Als Ergänzung zur aktuellen Stadthaus-Ausstellung «Blinde Flecken – Zürich und der Kolonialismus» zeigt das Filmpodium am 31. Mai um 18.30 Uhr Milo Raus Film Das Kongo Tribunal (2017), gefolgt von einer Podiumsdiskussion um 20.45 Uhr.
2017 brachte der Schweizer Theater- und Filmemacher Milo Rau Das Kongo Tribunal heraus, eine Filmversion seines gleichnamigen Theaterprojekts. Beispielhaft zeigt er darin auf, wie wirtschaftliche Interessen ausländischer (auch schweizerischer) Unternehmen und politische Missstände in ehemaligen Kolonien zusammenhängen. Auf die Vorführung des Films folgt eine Podiumsdiskussion über diese Verstrickungen.

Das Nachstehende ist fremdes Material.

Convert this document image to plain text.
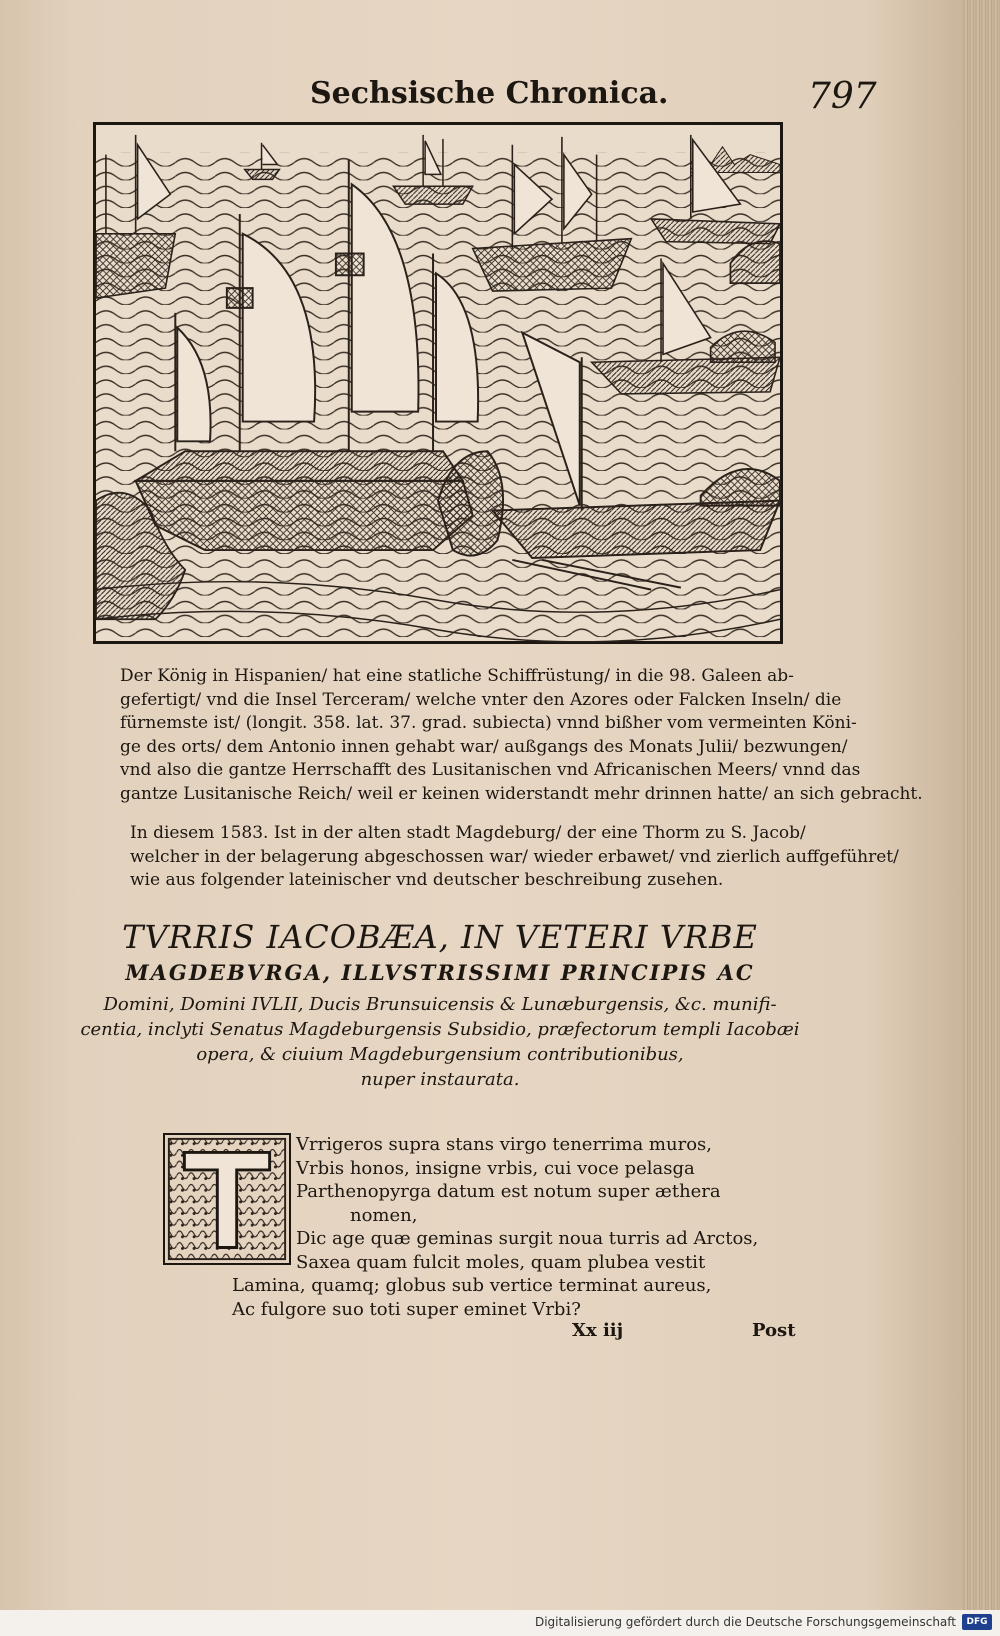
Sechsische Chronica.	797
Der König in Hispanien/ hat eine statliche Schiffrüstung/ in die 98. Galeen ab-
gefertigt/ vnd die Insel Terceram/ welche vnter den Azores oder Falcken Inseln/ die
fürnemste ist/ (longit. 358. lat. 37. grad. subiecta) vnnd bißher vom vermeinten Köni-
ge des orts/ dem Antonio innen gehabt war/ außgangs des Monats Julii/ bezwungen/
vnd also die gantze Herrschafft des Lusitanischen vnd Africanischen Meers/ vnnd das
gantze Lusitanische Reich/ weil er keinen widerstandt mehr drinnen hatte/ an sich gebracht.
In diesem 1583. Ist in der alten stadt Magdeburg/ der eine Thorm zu S. Jacob/
welcher in der belagerung abgeschossen war/ wieder erbawet/ vnd zierlich auffgeführet/
wie aus folgender lateinischer vnd deutscher beschreibung zusehen.
TVRRIS IACOBÆA, IN VETERI VRBE
MAGDEBVRGA, ILLVSTRISSIMI PRINCIPIS AC
Domini, Domini IVLII, Ducis Brunsuicensis & Lunæburgensis, &c. munifi-
centia, inclyti Senatus Magdeburgensis Subsidio, præfectorum templi Iacobæi
opera, & ciuium Magdeburgensium contributionibus,
nuper instaurata.
Vrrigeros supra stans virgo tenerrima muros,
Vrbis honos, insigne vrbis, cui voce pelasga
Parthenopyrga datum est notum super æthera
nomen,
Dic age quæ geminas surgit noua turris ad Arctos,
Saxea quam fulcit moles, quam plubea vestit
Lamina, quamq; globus sub vertice terminat aureus,
Ac fulgore suo toti super eminet Vrbi?
Xx iij	Post
Digitalisierung gefördert durch die Deutsche Forschungsgemeinschaft	DFG
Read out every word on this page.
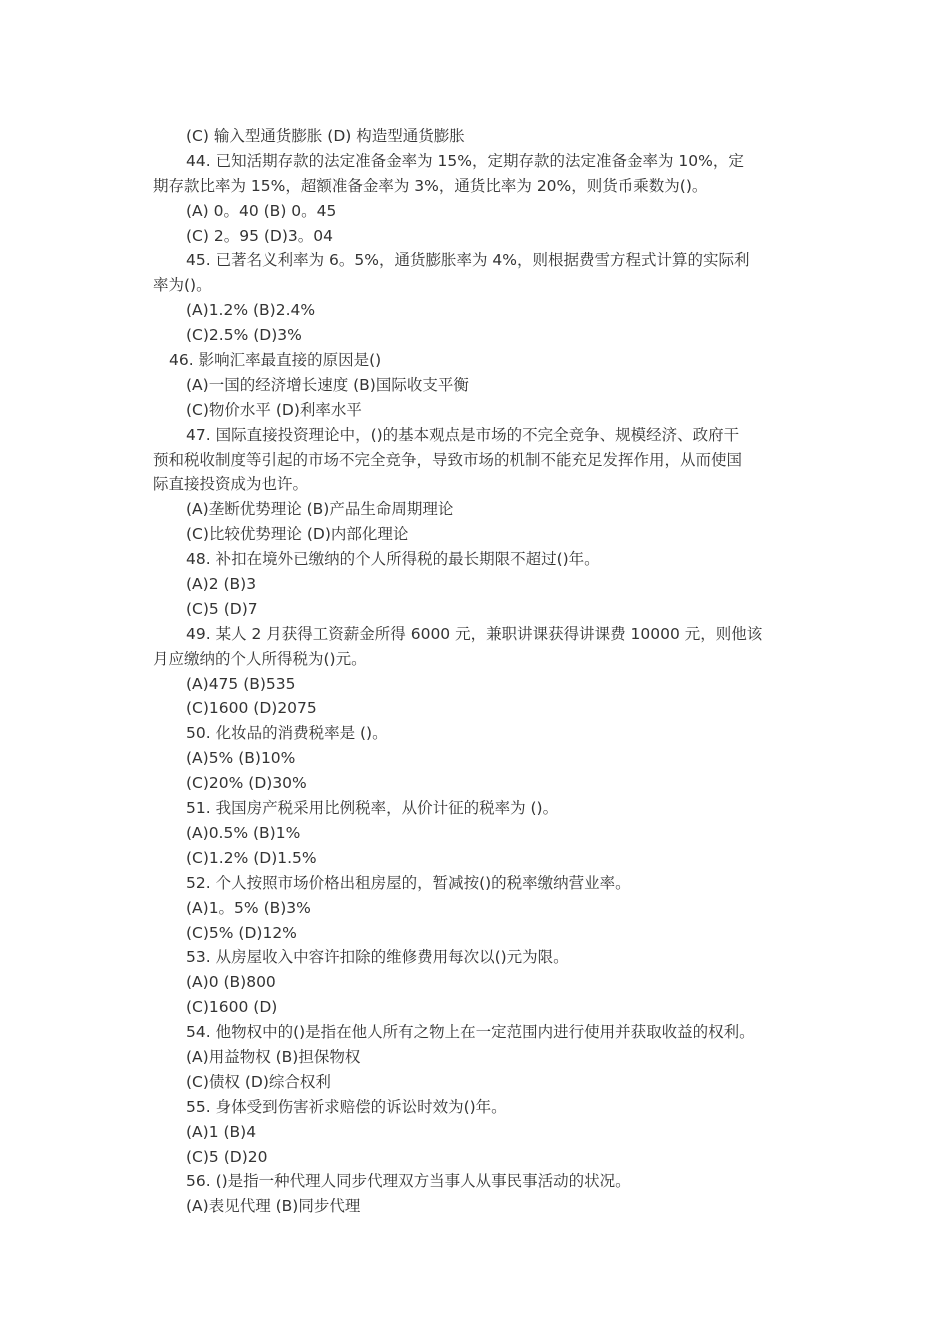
(C) 输入型通货膨胀 (D) 构造型通货膨胀

44. 已知活期存款的法定准备金率为 15%，定期存款的法定准备金率为 10%，定

期存款比率为 15%，超额准备金率为 3%，通货比率为 20%，则货币乘数为()。

(A) 0。40 (B) 0。45

(C) 2。95 (D)3。04

45. 已著名义利率为 6。5%，通货膨胀率为 4%，则根据费雪方程式计算的实际利

率为()。

(A)1.2% (B)2.4%

(C)2.5% (D)3%

46. 影响汇率最直接的原因是()

(A)一国的经济增长速度 (B)国际收支平衡

(C)物价水平 (D)利率水平

47. 国际直接投资理论中，()的基本观点是市场的不完全竞争、规模经济、政府干

预和税收制度等引起的市场不完全竞争，导致市场的机制不能充足发挥作用，从而使国

际直接投资成为也许。

(A)垄断优势理论 (B)产品生命周期理论

(C)比较优势理论 (D)内部化理论

48. 补扣在境外已缴纳的个人所得税的最长期限不超过()年。

(A)2 (B)3

(C)5 (D)7

49. 某人 2 月获得工资薪金所得 6000 元，兼职讲课获得讲课费 10000 元，则他该

月应缴纳的个人所得税为()元。

(A)475 (B)535

(C)1600 (D)2075

50. 化妆品的消费税率是 ()。

(A)5% (B)10%

(C)20% (D)30%

51. 我国房产税采用比例税率，从价计征的税率为 ()。

(A)0.5% (B)1%

(C)1.2% (D)1.5%

52. 个人按照市场价格出租房屋的，暂减按()的税率缴纳营业率。

(A)1。5% (B)3%

(C)5% (D)12%

53. 从房屋收入中容许扣除的维修费用每次以()元为限。

(A)0 (B)800

(C)1600 (D)

54. 他物权中的()是指在他人所有之物上在一定范围内进行使用并获取收益的权利。

(A)用益物权 (B)担保物权

(C)债权 (D)综合权利

55. 身体受到伤害祈求赔偿的诉讼时效为()年。

(A)1 (B)4

(C)5 (D)20

56. ()是指一种代理人同步代理双方当事人从事民事活动的状况。

(A)表见代理 (B)同步代理
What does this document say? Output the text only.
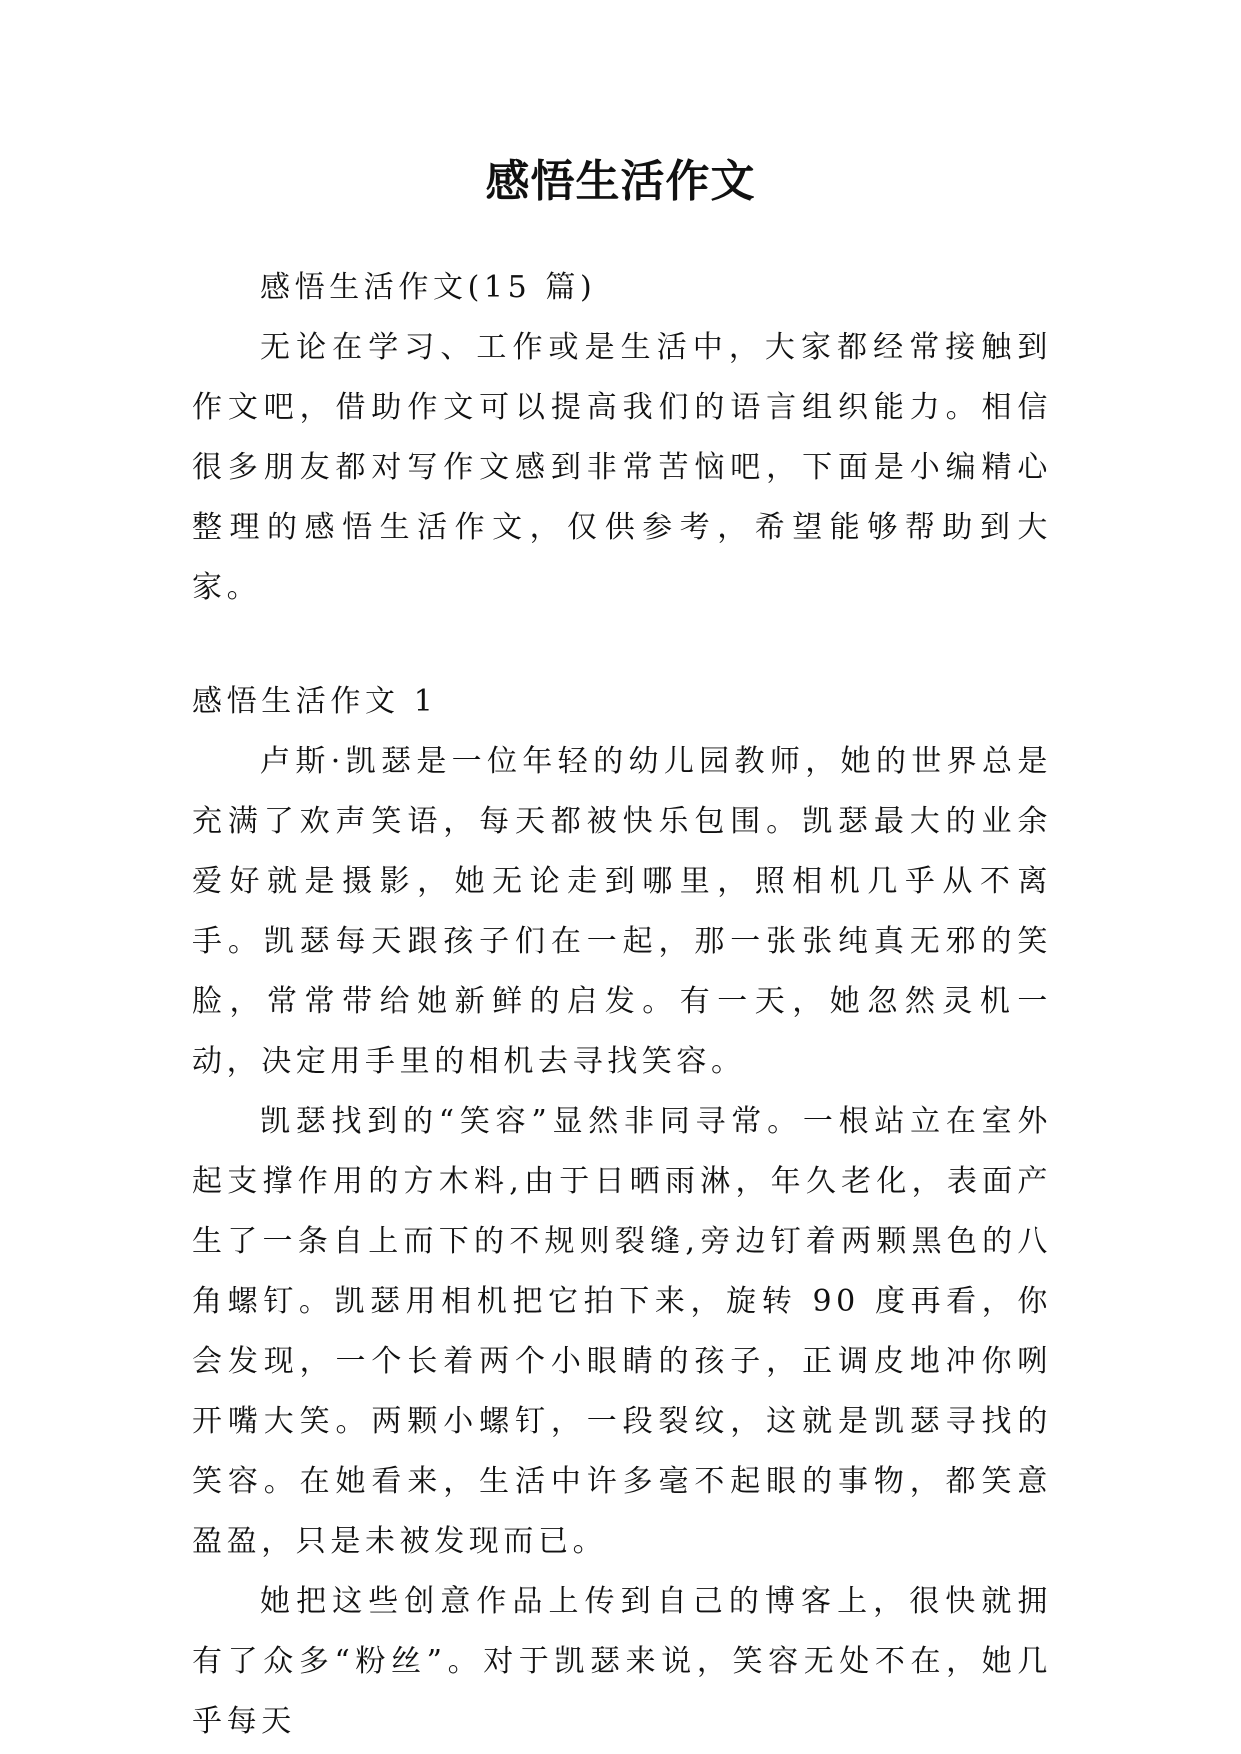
感悟生活作文

感悟生活作文(15 篇)

无论在学习、工作或是生活中，大家都经常接触到作文吧，借助作文可以提高我们的语言组织能力。相信很多朋友都对写作文感到非常苦恼吧，下面是小编精心整理的感悟生活作文，仅供参考，希望能够帮助到大家。

感悟生活作文 1

卢斯·凯瑟是一位年轻的幼儿园教师，她的世界总是充满了欢声笑语，每天都被快乐包围。凯瑟最大的业余爱好就是摄影，她无论走到哪里，照相机几乎从不离手。凯瑟每天跟孩子们在一起，那一张张纯真无邪的笑脸，常常带给她新鲜的启发。有一天，她忽然灵机一动，决定用手里的相机去寻找笑容。

凯瑟找到的“笑容”显然非同寻常。一根站立在室外起支撑作用的方木料,由于日晒雨淋，年久老化，表面产生了一条自上而下的不规则裂缝,旁边钉着两颗黑色的八角螺钉。凯瑟用相机把它拍下来，旋转 90 度再看，你会发现，一个长着两个小眼睛的孩子，正调皮地冲你咧开嘴大笑。两颗小螺钉，一段裂纹，这就是凯瑟寻找的笑容。在她看来，生活中许多毫不起眼的事物，都笑意盈盈，只是未被发现而已。

她把这些创意作品上传到自己的博客上，很快就拥有了众多“粉丝”。对于凯瑟来说，笑容无处不在，她几乎每天
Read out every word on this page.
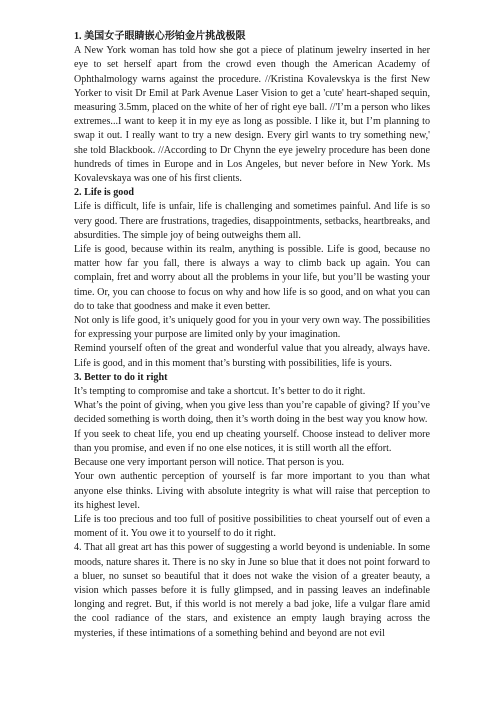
1. 美国女子眼睛嵌心形铂金片挑战极限

A New York woman has told how she got a piece of platinum jewelry inserted in her eye to set herself apart from the crowd even though the American Academy of Ophthalmology warns against the procedure. //Kristina Kovalevskya is the first New Yorker to visit Dr Emil at Park Avenue Laser Vision to get a 'cute' heart-shaped sequin, measuring 3.5mm, placed on the white of her of right eye ball. //'I’m a person who likes extremes...I want to keep it in my eye as long as possible. I like it, but I’m planning to swap it out. I really want to try a new design. Every girl wants to try something new,' she told Blackbook. //According to Dr Chynn the eye jewelry procedure has been done hundreds of times in Europe and in Los Angeles, but never before in New York. Ms Kovalevskaya was one of his first clients.

2. Life is good

Life is difficult, life is unfair, life is challenging and sometimes painful. And life is so very good. There are frustrations, tragedies, disappointments, setbacks, heartbreaks, and absurdities. The simple joy of being outweighs them all.

Life is good, because within its realm, anything is possible. Life is good, because no matter how far you fall, there is always a way to climb back up again. You can complain, fret and worry about all the problems in your life, but you’ll be wasting your time. Or, you can choose to focus on why and how life is so good, and on what you can do to take that goodness and make it even better.

Not only is life good, it’s uniquely good for you in your very own way. The possibilities for expressing your purpose are limited only by your imagination.

Remind yourself often of the great and wonderful value that you already, always have. Life is good, and in this moment that’s bursting with possibilities, life is yours.

3. Better to do it right

It’s tempting to compromise and take a shortcut. It’s better to do it right.

What’s the point of giving, when you give less than you’re capable of giving? If you’ve decided something is worth doing, then it’s worth doing in the best way you know how.

If you seek to cheat life, you end up cheating yourself. Choose instead to deliver more than you promise, and even if no one else notices, it is still worth all the effort.

Because one very important person will notice. That person is you.

Your own authentic perception of yourself is far more important to you than what anyone else thinks. Living with absolute integrity is what will raise that perception to its highest level.

Life is too precious and too full of positive possibilities to cheat yourself out of even a moment of it. You owe it to yourself to do it right.

4. That all great art has this power of suggesting a world beyond is undeniable. In some moods, nature shares it. There is no sky in June so blue that it does not point forward to a bluer, no sunset so beautiful that it does not wake the vision of a greater beauty, a vision which passes before it is fully glimpsed, and in passing leaves an indefinable longing and regret. But, if this world is not merely a bad joke, life a vulgar flare amid the cool radiance of the stars, and existence an empty laugh braying across the mysteries, if these intimations of a something behind and beyond are not evil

«Wenn ich mich von all den Theater- und Filmprojekten, die ich gemacht habe, für eines entscheiden müsste, dann wäre es Das Kongo Tribunal. In dem Film sind alle meine Interessen, aber auch alle meine Formate versammelt, die mich in den letzten 15 Jahren umgetrieben haben. Es handelt sich um ein theatrales Tribunal, bei dem aber alles echt ist: Vom Minenarbeiter über den Rebellen und zynischen Minister bis zum Anwalt aus Den Haag spielen sämtliche Teilnehmer nichts anderes als sich selbst. Gleichzeitig entsteht in dem Film etwas, das eigentlich dokumentarisch gar nicht darstellbar ist: ein Porträt der Weltwirtschaft, eine sehr konkrete Analyse all der Gründe und Hintergründe, die dazu führen, dass der Bürgerkrieg im Ostkongo seit über 20 Jahren nicht aufhört. Und wer ein Interesse daran hat, dass das auch so bleibt.» (Milo Rau)
Über Milo Raus Projekt von 2017 und die wirtschaftlichen und politischen Realitäten, die darüber hinausgehen, diskutieren um 20.45 Uhr die Dramaturgin Eva-Maria Bertschy, Oliver Classen (Public Eye) und weitere Gäste. Moderation: Felicitas Fischer (NADEL/ETH).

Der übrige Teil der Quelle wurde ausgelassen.